William H. Taft: Taft also visited the shipyard, this time in 1911. During the visit, he apparently remarked that Charleston, then an independent city, was simply too close to Bremerton and that the two should be joined together. They were.

Franklin D. Roosevelt: No. 32 visited Kitsap more than any other president. He came twice as assistant secretary of the Navy and as president came another two times. The first, in 1942, was done in secret for war planning. The then Bremerton Sun didn’t know about the visit until nine days after it had happened. The second visit was public and Roosevelt made a speech aboard the USS Cummings, a picture of which you can find prominently displayed at the Bremerton Bar and Grill. He held himself up to appear standing, though he was afflicted with polio.

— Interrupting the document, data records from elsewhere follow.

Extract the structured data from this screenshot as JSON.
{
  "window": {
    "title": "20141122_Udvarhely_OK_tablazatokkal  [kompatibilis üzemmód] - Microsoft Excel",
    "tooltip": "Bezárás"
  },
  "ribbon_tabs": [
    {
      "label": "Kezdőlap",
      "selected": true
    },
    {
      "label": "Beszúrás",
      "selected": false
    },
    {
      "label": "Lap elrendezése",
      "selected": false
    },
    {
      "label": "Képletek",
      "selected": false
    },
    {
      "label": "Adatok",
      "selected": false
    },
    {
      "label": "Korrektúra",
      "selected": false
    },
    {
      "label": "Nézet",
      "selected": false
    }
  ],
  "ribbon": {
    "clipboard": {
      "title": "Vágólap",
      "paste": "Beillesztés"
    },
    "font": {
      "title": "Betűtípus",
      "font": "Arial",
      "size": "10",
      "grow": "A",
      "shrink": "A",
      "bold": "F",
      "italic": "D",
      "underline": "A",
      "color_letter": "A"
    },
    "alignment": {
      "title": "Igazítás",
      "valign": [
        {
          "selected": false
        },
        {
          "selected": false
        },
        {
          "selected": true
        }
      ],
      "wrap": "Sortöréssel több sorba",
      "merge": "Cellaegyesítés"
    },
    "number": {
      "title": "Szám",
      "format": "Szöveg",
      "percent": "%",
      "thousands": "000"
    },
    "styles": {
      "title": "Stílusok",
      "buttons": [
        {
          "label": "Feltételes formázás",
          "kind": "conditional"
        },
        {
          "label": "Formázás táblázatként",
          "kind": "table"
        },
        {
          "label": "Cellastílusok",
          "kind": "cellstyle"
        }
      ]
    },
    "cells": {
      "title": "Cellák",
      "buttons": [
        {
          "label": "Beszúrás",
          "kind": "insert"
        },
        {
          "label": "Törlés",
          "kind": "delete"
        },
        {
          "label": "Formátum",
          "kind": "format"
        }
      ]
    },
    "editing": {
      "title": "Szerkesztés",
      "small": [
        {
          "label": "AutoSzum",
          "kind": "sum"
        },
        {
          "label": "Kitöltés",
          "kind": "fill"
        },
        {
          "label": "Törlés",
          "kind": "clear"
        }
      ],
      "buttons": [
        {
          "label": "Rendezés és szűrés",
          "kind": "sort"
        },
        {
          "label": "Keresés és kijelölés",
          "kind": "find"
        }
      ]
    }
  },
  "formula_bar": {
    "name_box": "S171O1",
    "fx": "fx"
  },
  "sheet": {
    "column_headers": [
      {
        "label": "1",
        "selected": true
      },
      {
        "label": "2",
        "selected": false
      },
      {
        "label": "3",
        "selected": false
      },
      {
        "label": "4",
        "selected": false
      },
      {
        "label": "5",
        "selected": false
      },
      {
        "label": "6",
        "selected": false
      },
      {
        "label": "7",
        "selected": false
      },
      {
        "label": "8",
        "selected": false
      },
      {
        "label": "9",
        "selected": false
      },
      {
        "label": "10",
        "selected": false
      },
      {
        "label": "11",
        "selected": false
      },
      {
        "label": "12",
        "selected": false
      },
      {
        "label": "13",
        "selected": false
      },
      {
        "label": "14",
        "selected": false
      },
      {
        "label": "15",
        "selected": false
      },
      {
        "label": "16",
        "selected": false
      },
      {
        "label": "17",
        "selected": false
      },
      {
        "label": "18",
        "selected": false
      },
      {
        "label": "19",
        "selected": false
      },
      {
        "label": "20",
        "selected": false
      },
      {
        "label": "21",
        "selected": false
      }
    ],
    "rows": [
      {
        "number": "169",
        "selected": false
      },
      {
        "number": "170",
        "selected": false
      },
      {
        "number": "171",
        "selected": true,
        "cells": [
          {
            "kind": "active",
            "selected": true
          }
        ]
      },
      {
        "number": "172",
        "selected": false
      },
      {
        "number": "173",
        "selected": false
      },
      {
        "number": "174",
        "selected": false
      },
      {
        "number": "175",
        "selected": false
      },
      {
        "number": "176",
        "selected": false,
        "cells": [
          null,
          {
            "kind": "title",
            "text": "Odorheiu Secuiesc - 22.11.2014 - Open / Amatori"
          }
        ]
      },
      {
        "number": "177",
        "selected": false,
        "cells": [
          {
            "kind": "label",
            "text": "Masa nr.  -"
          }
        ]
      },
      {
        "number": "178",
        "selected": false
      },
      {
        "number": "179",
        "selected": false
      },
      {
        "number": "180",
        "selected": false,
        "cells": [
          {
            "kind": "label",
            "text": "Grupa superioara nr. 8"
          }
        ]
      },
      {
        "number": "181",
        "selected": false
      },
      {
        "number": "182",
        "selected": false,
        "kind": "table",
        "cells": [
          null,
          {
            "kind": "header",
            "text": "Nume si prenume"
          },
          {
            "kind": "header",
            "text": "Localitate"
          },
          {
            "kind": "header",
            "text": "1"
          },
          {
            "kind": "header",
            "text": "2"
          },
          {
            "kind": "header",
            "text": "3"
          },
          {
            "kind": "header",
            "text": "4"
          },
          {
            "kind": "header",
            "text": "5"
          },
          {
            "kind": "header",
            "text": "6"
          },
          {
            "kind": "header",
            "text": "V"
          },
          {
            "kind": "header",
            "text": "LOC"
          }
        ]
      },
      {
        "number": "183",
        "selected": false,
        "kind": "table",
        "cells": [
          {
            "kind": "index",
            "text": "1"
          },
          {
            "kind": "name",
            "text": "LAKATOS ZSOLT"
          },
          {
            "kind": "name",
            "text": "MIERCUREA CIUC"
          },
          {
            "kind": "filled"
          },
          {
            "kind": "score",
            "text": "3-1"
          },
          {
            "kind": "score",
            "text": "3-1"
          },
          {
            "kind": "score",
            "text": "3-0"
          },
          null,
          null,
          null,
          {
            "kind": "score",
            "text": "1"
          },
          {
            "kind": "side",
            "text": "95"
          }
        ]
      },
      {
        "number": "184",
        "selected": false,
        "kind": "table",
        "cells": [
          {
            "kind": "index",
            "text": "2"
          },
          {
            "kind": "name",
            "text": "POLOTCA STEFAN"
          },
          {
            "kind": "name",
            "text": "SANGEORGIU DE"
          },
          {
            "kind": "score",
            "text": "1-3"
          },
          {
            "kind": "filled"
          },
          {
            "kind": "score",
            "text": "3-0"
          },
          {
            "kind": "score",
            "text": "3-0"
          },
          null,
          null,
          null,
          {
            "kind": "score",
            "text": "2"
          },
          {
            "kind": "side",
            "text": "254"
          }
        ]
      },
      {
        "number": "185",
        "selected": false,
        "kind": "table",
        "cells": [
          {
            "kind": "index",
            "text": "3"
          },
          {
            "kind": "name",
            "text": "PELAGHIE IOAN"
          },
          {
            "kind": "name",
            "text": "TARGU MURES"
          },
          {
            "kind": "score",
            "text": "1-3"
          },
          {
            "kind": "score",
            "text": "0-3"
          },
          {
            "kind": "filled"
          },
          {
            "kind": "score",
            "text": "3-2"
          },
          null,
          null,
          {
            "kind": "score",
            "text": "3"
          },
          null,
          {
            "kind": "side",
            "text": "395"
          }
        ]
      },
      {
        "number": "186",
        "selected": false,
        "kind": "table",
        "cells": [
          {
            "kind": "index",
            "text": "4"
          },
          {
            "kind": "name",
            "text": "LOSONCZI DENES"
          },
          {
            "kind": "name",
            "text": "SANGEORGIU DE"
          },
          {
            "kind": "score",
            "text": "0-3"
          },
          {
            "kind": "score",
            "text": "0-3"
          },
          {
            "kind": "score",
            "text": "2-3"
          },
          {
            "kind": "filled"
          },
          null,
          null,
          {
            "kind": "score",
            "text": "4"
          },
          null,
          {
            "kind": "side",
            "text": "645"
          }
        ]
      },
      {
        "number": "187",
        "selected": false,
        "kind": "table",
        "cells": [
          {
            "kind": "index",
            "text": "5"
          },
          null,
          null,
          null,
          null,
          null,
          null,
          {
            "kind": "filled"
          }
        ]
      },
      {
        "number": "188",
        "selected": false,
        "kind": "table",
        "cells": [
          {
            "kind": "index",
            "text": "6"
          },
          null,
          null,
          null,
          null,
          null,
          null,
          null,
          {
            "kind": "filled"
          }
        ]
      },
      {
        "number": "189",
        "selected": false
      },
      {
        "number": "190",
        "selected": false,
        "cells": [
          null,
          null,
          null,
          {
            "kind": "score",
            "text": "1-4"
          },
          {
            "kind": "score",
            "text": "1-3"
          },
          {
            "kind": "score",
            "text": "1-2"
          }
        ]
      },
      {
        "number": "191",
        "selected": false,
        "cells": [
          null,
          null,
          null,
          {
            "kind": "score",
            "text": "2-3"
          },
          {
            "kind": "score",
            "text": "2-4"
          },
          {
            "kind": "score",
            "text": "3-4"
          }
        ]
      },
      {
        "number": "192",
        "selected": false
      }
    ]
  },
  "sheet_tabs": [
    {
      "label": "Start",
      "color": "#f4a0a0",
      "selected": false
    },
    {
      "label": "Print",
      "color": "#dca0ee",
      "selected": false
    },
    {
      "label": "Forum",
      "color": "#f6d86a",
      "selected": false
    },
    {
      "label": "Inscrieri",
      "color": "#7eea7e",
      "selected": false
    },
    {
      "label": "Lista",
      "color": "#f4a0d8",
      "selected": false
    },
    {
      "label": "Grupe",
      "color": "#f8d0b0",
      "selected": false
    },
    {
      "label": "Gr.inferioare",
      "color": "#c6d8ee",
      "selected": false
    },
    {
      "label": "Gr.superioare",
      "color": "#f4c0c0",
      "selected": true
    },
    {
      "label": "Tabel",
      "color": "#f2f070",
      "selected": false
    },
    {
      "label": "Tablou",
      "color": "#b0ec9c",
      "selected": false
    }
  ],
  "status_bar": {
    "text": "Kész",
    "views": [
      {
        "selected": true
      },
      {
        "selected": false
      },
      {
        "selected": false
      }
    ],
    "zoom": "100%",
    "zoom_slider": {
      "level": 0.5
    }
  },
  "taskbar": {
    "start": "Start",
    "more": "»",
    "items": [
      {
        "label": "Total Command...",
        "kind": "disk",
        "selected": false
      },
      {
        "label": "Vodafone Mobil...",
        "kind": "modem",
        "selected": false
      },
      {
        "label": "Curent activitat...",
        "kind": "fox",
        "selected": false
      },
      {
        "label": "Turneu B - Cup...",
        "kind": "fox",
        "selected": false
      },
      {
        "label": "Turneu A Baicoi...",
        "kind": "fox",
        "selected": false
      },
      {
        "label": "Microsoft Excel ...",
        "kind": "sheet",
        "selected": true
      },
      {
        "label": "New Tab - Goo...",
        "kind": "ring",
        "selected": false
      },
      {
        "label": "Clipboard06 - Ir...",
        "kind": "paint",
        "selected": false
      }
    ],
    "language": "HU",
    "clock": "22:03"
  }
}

Harry S. Truman: The Missourian came to Bremerton in 1948 and gave a stump speech at the corner of Fifth and Pacific. It’s widely believed, even by Truman himself, that it was here someone shouted the phrase, “Give ’em hell, Harry.” While it’s in dispute, I’d say let’s just go with it.

Bill Clinton: In 1993, the former Arkansas governor brought together leaders from Asian-Pacific Economic Cooperation (APEC) countries on Blake Island. During the video we made, I misspoke — in an effort to be more causal, Clinton brought them all leather Bombardier jackets, not jean jackets, according to the Washington Post.

Additionally, Richard Nixon and Jimmy Carter are both believed to have come to Kitsap before they were president. And there’s a rumor that even JFK stopped by. But that will take some additional research.